Parce qu'on peut pas compter que sur la Providence.

vendredi 4 mars 2016

L'art de décrire.

J'ai toujours détesté les pages de description dans les romans. Toute môme, j'ai pris en grippe bon nombre de classiques, Hugo en tête, qui m'infligeaient des pages entières de détails crasseux, j'aspirais à l'action. Quand j'écris, j'évite de m'attarder sur le décor, quand je traduis, je m'arrache les cheveux - littéralement - quand je dois restituer l'atmosphère de telle cabane de bucolique bûcheron dont le toit de chaume frais sur lequel grimpait un chèvrefeuille odorant aux grappes charnues semant des étincelles de bleu charmant jusqu'au banc de rondins équarris sur lequel blablabla.
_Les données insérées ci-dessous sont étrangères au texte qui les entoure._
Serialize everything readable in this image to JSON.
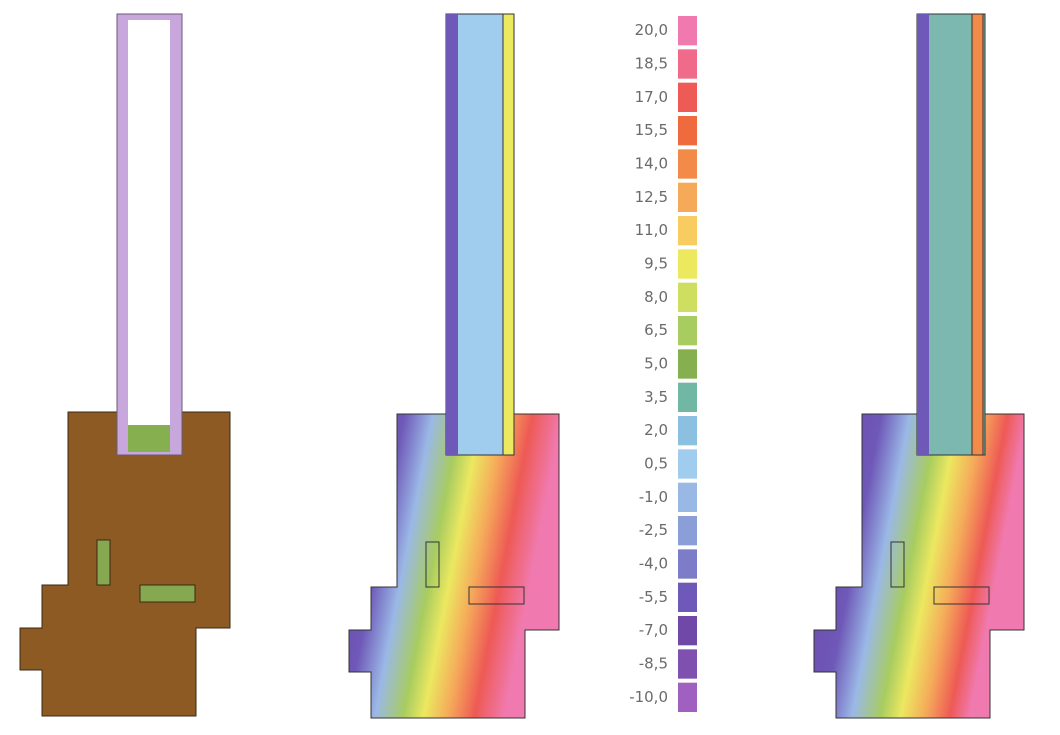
{
  "legend": {
    "entries": [
      {
        "label": "20,0",
        "color": "#f07ab0"
      },
      {
        "label": "18,5",
        "color": "#f06a8a"
      },
      {
        "label": "17,0",
        "color": "#ee5a55"
      },
      {
        "label": "15,5",
        "color": "#f06a40"
      },
      {
        "label": "14,0",
        "color": "#f28a4a"
      },
      {
        "label": "12,5",
        "color": "#f5aa5a"
      },
      {
        "label": "11,0",
        "color": "#f8cc60"
      },
      {
        "label": "9,5",
        "color": "#ece860"
      },
      {
        "label": "8,0",
        "color": "#cede60"
      },
      {
        "label": "6,5",
        "color": "#a8cc60"
      },
      {
        "label": "5,0",
        "color": "#86b050"
      },
      {
        "label": "3,5",
        "color": "#70b8a4"
      },
      {
        "label": "2,0",
        "color": "#8cc0e0"
      },
      {
        "label": "0,5",
        "color": "#a0ccee"
      },
      {
        "label": "-1,0",
        "color": "#9ab8e6"
      },
      {
        "label": "-2,5",
        "color": "#8c9ed8"
      },
      {
        "label": "-4,0",
        "color": "#7c7cc8"
      },
      {
        "label": "-5,5",
        "color": "#6e58b8"
      },
      {
        "label": "-7,0",
        "color": "#7048a8"
      },
      {
        "label": "-8,5",
        "color": "#8050b0"
      },
      {
        "label": "-10,0",
        "color": "#a060c0"
      }
    ]
  }
}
J'ai vu ma tension artérielle grimper dans les 200 à la lecture de l'abbé Mouret, balancé le livre dans les plates-bandes d'iris dorés du jardin de ma mère. Et puis, récemment, j'ai décidé de progresser. Alors je relis ces classiques qui m'ont tant énervée, et j'y trouve des perles d'écriture, comme dans les premier chapitres de Cosette qui s'attardent (c'est rien de le dire) sur la bataille de Waterloo. "Il y a toujours un instant où la bataille dégénère en combat, se particularise et s'éparpile en d'innombrables faits de détails qui, pour emprunter l'expression de Napoléon lui-même, appartiennent plutôt à la biographie des régiments qu'à l'histoire de l'armée. L'historien en ce cas, a le droit évident de résumé."

D'une, Napoléon, lui avait le sens de la formule, de deux, Hugo me fait bien marrer à revendiquer le droit de résumé après 24 pages de description de bataille, lesquelles se poursuivent encore sur 20 pages après cette anodine remarque. Il se fout de ma gueule ou quoi ?

Posté par Marie Fox à 09:09 - Comme je veux - Commentaires [1] - Permalien [#]

piedmarie3


Commentaires

    S'il avait pu

    est-ce-que Flaubert aurait préféré être cinéaste? Montrer plutôt que décrire?